CURRENT MOON

Monday, November 13, 2006

The Radical Voices Of English Dissent


C.J. Stone does an excellent job of explaining the connection between belief and political activism.

So I'm on the main shopping street of the little North Kent town where I've made my home these last twenty years - me and a few friends - handing out leaflets calling for an end to the occupation of Iraq, and it's surprising the amount of good will we're receiving. Everyone wants to sign our petition. Everyone wants to talk. Everyone wants to find out what we're doing and why.

I'm engaging people in debate, talking, laughing, sharing jokes and jibes, calling out to people across the street, occasionally arguing, stating the case and the history as clearly as I can: listening, absorbing, paying attention, looking out for the contradictions as people repeat the formulaic mantras of their mutually shared and received world-view.

It's then that I feel it, on the glinting, grey pavement outside Barclay's Bank, one sunny Saturday morning on the High Street. It's like a thread from the past. Down, down it reaches, down. Down through the concrete into the earth below. Down through the centuries, through the ages, through the generations. It's like a life-line, like a conduit, like a deep-seeking tap-root nestling into the rich, dark soil of the English soul: the proud and non-deferential, great historical tradition of radical English dissent.


And, between activism and magic. If you've never felt that thread when you were at a protest, handing out literature, collecting signatures, driving folks to the polls, well, then, I don't know you. Because it hits me, too, every single time. The Pankhurst Sisters, standing there with me, encouraging me, urging me on.

Stone continues:

And I can feel it now, even as I sit at my computer: through the anti-war movement, through the anti-capitalist movement, through Stop the City and Reclaim the Streets, through the poll-tax protests, through the Miner's strike; through Bertrand Russell and EP Thompson and Ban-the-Bomb; through Bruce Kent and Trevor Huddlestone and all the members of the clergy and the laity who have stood up for peace and justice in this world.

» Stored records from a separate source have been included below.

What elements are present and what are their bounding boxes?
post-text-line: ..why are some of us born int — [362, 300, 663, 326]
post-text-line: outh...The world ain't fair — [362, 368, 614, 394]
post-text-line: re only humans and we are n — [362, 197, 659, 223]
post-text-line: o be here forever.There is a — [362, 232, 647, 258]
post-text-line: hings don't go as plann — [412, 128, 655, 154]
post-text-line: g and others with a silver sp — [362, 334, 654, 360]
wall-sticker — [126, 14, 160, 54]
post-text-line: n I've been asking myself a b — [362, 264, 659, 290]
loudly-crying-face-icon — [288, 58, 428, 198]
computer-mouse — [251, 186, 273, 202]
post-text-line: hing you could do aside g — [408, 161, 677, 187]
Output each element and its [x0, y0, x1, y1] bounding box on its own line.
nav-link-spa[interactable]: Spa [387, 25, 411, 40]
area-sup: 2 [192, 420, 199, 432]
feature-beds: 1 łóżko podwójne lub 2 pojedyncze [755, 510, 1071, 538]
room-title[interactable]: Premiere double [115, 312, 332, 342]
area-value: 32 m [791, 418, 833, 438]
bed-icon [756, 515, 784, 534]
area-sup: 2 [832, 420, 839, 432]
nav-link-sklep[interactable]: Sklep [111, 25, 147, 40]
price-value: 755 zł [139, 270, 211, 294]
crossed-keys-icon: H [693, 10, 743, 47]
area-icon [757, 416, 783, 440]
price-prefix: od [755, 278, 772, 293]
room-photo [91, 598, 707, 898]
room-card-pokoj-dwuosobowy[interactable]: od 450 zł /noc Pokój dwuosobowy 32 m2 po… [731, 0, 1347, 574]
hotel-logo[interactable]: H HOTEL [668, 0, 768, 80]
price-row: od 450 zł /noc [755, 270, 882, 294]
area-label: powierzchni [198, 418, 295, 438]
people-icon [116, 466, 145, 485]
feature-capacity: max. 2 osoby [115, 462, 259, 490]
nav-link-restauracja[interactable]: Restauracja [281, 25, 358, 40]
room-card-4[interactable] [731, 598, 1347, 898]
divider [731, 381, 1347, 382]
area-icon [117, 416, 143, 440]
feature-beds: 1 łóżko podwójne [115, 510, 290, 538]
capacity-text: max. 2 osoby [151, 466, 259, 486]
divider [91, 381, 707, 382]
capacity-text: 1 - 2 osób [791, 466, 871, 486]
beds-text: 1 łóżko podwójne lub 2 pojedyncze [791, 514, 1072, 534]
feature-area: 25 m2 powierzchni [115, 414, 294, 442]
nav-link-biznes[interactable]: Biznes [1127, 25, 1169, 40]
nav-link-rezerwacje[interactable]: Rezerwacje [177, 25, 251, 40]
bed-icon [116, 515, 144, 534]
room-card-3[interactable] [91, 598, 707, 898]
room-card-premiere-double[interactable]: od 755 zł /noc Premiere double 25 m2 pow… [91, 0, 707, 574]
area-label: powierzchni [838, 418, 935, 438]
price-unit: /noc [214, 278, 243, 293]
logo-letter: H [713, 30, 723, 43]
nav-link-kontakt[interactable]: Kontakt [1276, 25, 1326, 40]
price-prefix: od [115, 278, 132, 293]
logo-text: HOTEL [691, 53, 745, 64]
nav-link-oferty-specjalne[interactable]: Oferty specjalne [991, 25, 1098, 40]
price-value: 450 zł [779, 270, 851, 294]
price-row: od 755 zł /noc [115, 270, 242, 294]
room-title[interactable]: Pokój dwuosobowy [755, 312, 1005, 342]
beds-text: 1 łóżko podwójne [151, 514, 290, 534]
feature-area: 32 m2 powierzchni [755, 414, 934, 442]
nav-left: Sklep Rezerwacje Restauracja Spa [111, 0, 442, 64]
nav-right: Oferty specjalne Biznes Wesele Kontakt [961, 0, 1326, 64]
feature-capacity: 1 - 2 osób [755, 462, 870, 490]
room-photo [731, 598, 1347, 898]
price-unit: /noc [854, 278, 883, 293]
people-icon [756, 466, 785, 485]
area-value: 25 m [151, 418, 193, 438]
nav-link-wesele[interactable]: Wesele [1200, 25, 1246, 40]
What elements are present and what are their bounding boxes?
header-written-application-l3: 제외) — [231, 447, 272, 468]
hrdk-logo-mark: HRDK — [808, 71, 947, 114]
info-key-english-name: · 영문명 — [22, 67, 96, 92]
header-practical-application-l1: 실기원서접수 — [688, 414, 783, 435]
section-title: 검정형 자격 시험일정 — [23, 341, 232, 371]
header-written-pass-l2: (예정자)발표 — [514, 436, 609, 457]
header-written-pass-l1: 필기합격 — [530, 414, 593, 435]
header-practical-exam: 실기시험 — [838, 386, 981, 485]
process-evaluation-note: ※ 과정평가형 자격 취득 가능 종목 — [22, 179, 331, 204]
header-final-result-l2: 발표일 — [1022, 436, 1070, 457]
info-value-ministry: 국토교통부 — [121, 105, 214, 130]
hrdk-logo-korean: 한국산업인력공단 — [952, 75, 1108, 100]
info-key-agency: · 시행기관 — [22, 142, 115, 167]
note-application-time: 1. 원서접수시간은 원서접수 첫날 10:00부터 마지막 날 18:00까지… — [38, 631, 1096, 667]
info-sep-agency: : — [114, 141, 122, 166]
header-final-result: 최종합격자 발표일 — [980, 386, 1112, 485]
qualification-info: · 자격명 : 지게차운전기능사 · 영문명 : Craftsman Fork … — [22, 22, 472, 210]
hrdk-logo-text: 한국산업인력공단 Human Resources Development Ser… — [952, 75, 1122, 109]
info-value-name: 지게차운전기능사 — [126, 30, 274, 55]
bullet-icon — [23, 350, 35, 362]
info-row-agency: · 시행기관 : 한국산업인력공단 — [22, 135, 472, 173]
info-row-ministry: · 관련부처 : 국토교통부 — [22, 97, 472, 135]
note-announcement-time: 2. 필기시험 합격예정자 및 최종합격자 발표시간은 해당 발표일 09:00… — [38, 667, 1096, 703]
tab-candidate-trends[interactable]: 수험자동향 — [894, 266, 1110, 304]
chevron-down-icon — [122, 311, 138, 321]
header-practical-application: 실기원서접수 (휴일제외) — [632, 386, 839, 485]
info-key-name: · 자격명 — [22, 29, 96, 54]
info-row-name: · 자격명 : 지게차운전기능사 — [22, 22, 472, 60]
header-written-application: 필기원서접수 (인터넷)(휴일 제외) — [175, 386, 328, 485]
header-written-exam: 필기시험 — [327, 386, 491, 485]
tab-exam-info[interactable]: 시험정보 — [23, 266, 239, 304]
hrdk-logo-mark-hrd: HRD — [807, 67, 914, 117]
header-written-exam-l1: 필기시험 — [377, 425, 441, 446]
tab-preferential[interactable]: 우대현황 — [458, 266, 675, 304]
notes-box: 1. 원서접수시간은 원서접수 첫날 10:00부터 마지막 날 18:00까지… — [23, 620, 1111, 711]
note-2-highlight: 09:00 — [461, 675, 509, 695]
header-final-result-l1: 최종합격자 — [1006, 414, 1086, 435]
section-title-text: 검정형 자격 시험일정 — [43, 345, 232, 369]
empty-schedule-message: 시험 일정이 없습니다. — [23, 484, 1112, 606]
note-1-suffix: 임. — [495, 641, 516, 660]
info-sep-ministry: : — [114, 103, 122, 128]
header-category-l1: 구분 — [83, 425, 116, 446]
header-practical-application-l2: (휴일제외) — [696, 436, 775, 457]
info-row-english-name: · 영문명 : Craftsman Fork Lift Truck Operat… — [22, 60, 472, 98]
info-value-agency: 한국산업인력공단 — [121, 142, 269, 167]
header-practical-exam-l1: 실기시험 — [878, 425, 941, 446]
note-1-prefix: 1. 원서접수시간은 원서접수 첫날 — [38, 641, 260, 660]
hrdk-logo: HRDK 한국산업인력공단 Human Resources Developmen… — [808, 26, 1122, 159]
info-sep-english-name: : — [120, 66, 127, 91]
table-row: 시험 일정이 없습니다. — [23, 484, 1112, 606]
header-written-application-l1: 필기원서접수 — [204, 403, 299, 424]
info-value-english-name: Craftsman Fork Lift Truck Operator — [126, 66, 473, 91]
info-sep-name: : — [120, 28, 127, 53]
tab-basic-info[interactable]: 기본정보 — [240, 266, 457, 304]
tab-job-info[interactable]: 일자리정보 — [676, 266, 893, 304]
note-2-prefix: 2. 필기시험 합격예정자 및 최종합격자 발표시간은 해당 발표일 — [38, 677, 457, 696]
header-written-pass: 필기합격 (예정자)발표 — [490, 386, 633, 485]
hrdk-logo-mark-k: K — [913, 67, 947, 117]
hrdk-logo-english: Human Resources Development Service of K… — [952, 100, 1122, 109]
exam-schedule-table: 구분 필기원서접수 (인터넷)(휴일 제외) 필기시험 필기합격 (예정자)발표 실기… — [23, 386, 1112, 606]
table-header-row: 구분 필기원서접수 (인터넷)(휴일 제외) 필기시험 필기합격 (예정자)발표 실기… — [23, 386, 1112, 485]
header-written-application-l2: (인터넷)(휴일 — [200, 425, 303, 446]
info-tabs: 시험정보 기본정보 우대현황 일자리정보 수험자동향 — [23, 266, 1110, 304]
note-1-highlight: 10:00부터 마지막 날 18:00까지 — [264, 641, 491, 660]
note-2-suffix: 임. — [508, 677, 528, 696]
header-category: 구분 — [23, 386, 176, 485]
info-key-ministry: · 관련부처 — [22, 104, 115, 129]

On the street, however, it's an older image that comes to mind. I begin to feel like one of those anti-fascist organisers back in the thirties, and I'm reminded of a story an old guy down the Labour Club told me once, of how Moseley and the Blackshirts had arrived in this town, and how the local Fire Brigade had turned out to greet them. Moseley took on his famous heroic stance, chin up, back straight and arm vaingloriously raised, preparing to make his speech. But it was not appreciation that washed over him then. His voice was not drowned out with any kind of applause. Was he a little wet-behind-the-ears? He certainly was. They turned the hoses on him, as he and his fascist henchmen ran dripping from the town!

I guess you can say that all of these illustrations are fundamentally political in nature. True. But who are we to deny the spirit that passes through all of them? And the further back we go, the more clear it becomes just how deeply spiritual it is. Through the Suffragettes, through the Chartists, the urge for democracy is like a cry for human freedom in a world of hide-bound privilege. Through Tom Paine and Mary Wollstonecraft, The Rights of Man and The Vindication of the Rights of Women: these are the radical democratic voices of English dissent as it blazoned into print in the late eighteenth century. Through William Blake (who knew them both) representing the fully evolved, spiritual-political force as it explodes in a blaze of energy and colour, like the rage of eternal humanity upon the ever turning page of history.


We don't spend enough time, IMHO, celebrating those people. Hallmark hasn't figured out how to make a buck off of it. But celebrate we should.

1 comment:

charley said...

all relationships, micro and macro are political.

anyway, speaking of such, i just jumped over here via NTodd's page. he certainly has a post you'd be interested in.

i'll say this about W. he's certainly given the more apathetic amongst us something to want to fight for.